Comments like these elicit grumbles of “hypocrisy” from supporters of other Democratic candidates who have been saying for months that Medicare for All is much less politically feasible than a public option. But when I questioned Sanders backers on this point, each of them replied that, by campaigning on something as far-reaching as Medicare for All, Sanders is the only candidate starting in the strongest possible bargaining position. “So often the Democrats compromise with themselves,” McCabe said, citing Buttigieg and his public-option plan. “They rein in their own aspirations; they limit their own demands. All that I know is that if you ask for a lot, you can get a little, and if you ask for a little, you get nothing.”

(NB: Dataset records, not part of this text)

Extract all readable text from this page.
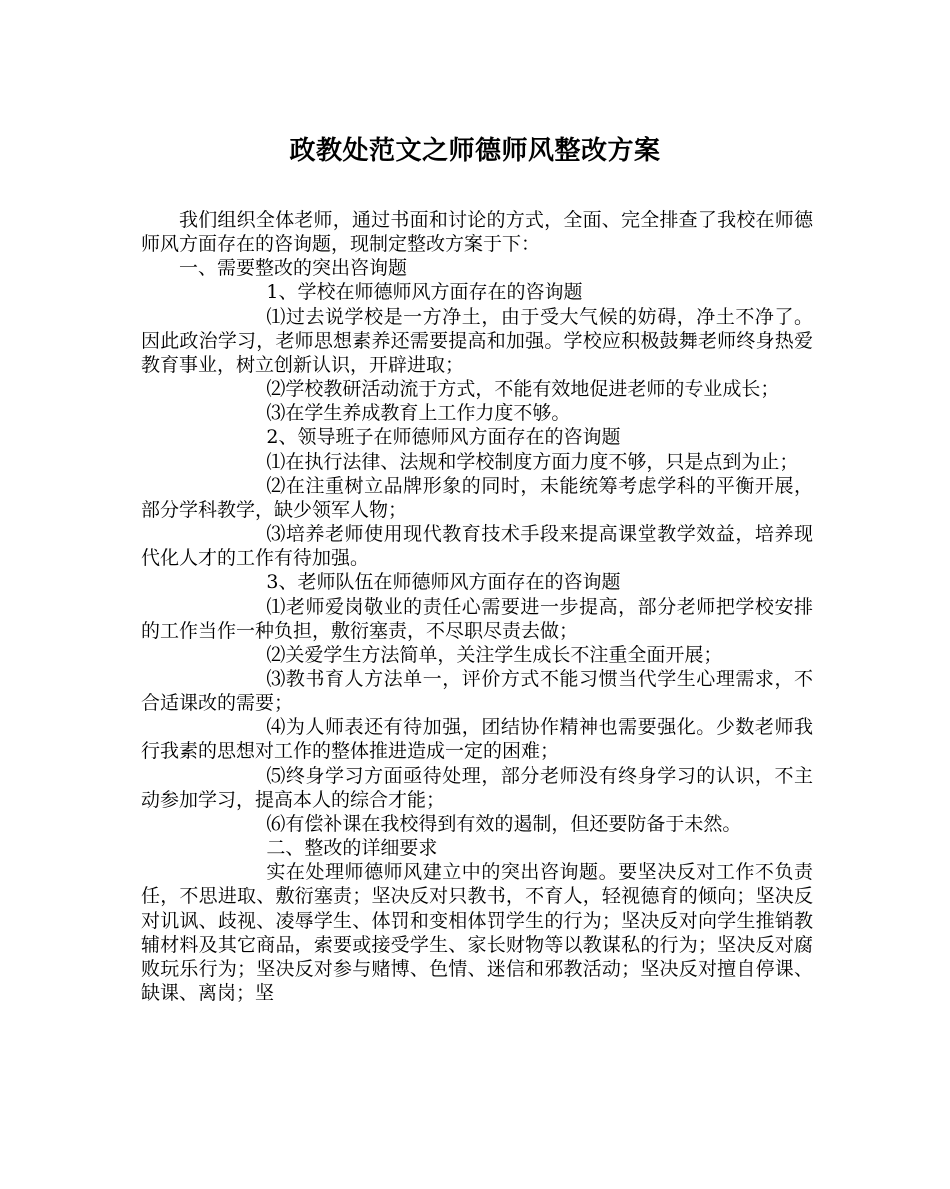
政教处范文之师德师风整改方案

我们组织全体老师，通过书面和讨论的方式，全面、完全排查了我校在师德师风方面存在的咨询题，现制定整改方案于下：

一、需要整改的突出咨询题

1、学校在师德师风方面存在的咨询题

⑴过去说学校是一方净土，由于受大气候的妨碍，净土不净了。因此政治学习，老师思想素养还需要提高和加强。学校应积极鼓舞老师终身热爱教育事业，树立创新认识，开辟进取；

⑵学校教研活动流于方式，不能有效地促进老师的专业成长；

⑶在学生养成教育上工作力度不够。

2、领导班子在师德师风方面存在的咨询题

⑴在执行法律、法规和学校制度方面力度不够，只是点到为止；

⑵在注重树立品牌形象的同时，未能统筹考虑学科的平衡开展，部分学科教学，缺少领军人物；

⑶培养老师使用现代教育技术手段来提高课堂教学效益，培养现代化人才的工作有待加强。

3、老师队伍在师德师风方面存在的咨询题

⑴老师爱岗敬业的责任心需要进一步提高，部分老师把学校安排的工作当作一种负担，敷衍塞责，不尽职尽责去做；

⑵关爱学生方法简单，关注学生成长不注重全面开展；

⑶教书育人方法单一，评价方式不能习惯当代学生心理需求，不合适课改的需要；

⑷为人师表还有待加强，团结协作精神也需要强化。少数老师我行我素的思想对工作的整体推进造成一定的困难；

⑸终身学习方面亟待处理，部分老师没有终身学习的认识，不主动参加学习，提高本人的综合才能；

⑹有偿补课在我校得到有效的遏制，但还要防备于未然。

二、整改的详细要求

实在处理师德师风建立中的突出咨询题。要坚决反对工作不负责任，不思进取、敷衍塞责；坚决反对只教书，不育人，轻视德育的倾向；坚决反对讥讽、歧视、凌辱学生、体罚和变相体罚学生的行为；坚决反对向学生推销教辅材料及其它商品，索要或接受学生、家长财物等以教谋私的行为；坚决反对腐败玩乐行为；坚决反对参与赌博、色情、迷信和邪教活动；坚决反对擅自停课、缺课、离岗；坚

Many of them are still optimistic about passing Medicare for All; they believe that the same wave of energy and enthusiasm that will sweep Sanders into office in November will also motivate lawmakers to support his more radical proposals. Even if more conservative members of Congress are hesitant to support the health-care plan, some Sanders supporters think that a public-pressure campaign in their states—which the senator has vowed to wage—will help persuade them. “The optics of what we’re dealing with completely flip on [their] head once he’s in the White House,” said Skylar Hurwitz, a 27-year-old member of Our Revolution Pennsylvania who is running for the U.S. House.*

But for the most part, the organizers I interviewed showed how his biggest defenders aren’t oblivious to the opposition his plans would face in Congress (not to mention from the interest groups that Sanders rails against). And as a Sanders nomination grows more likely by the day, it’s possible that we’re getting an early glimpse of the argument he will make to reel in hesitant Democrats during a general election: that a Sanders presidency won’t necessarily mean immediate, revolutionary change. It’s plausible, too, that Sanders supporters are tempering progressive expectations.

“I understand how the political process works,” McCabe said. “I understand that you don’t get everything that you want.”


* A previous version of this story misstated the office Skylar Hurwitz is running for.